题型:阅读理解 题类:常考题 难易度:困难
河南省创新发展联盟2017-2018学年高一下学期英语期末考试试卷
It is sad to learn that fewer of us now own pets. According to Mintel, just 56% of UK households(家庭)today include a pet, compared with 63% in 2012. It is down to our smaller homes. The housing crisis(危机)is taking away one of our life's joys: pets.
Pets can help us get over serious illness. Pets lessen our anxiety. Pets can be a godsend for people experiencing various forms of mental disorders. As if all that were not enough, pets also help their owners get a date because of complex psychological reasons.
There do, of course, remain oppositions to the very idea of pets. The charity PET A puts it thus: “This selfish desire to own animals and receive love from them causes immeasurable suffering, which results from selling or giving them away casually, and taking away their opportunity to enjoy their natural behavior.” This is undoubtedly true in some situations. But seen from a different point of view, there's something quite lovely about the story of people and their companion animals.
What was once a relationship based only on the animal's functional effects—its ability to kill pests(害虫), guard houses, and the like—has developed into something much more about care and love.

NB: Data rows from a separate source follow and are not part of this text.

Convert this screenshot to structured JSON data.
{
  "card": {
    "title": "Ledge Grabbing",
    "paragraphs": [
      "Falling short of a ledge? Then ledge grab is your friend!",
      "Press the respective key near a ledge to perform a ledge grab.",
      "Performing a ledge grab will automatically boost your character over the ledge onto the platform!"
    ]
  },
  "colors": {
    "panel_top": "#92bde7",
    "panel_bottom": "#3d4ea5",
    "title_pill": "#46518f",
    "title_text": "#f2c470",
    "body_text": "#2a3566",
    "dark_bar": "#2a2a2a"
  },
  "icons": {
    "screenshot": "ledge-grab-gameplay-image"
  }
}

We share 84% of our DNA with dogs. We share 90% of our DNA with mice, for good ness sake. I have no idea how that works. But still pets remind(提醒)us we're part something bigger. Pets break down the barriers between us and the animal kingdom. We may teach pets to roll over, stand up, order takeaways and so on. But they teach us much more: that life is actually really quite short and so should be filled as much as possible with life-giving experiences.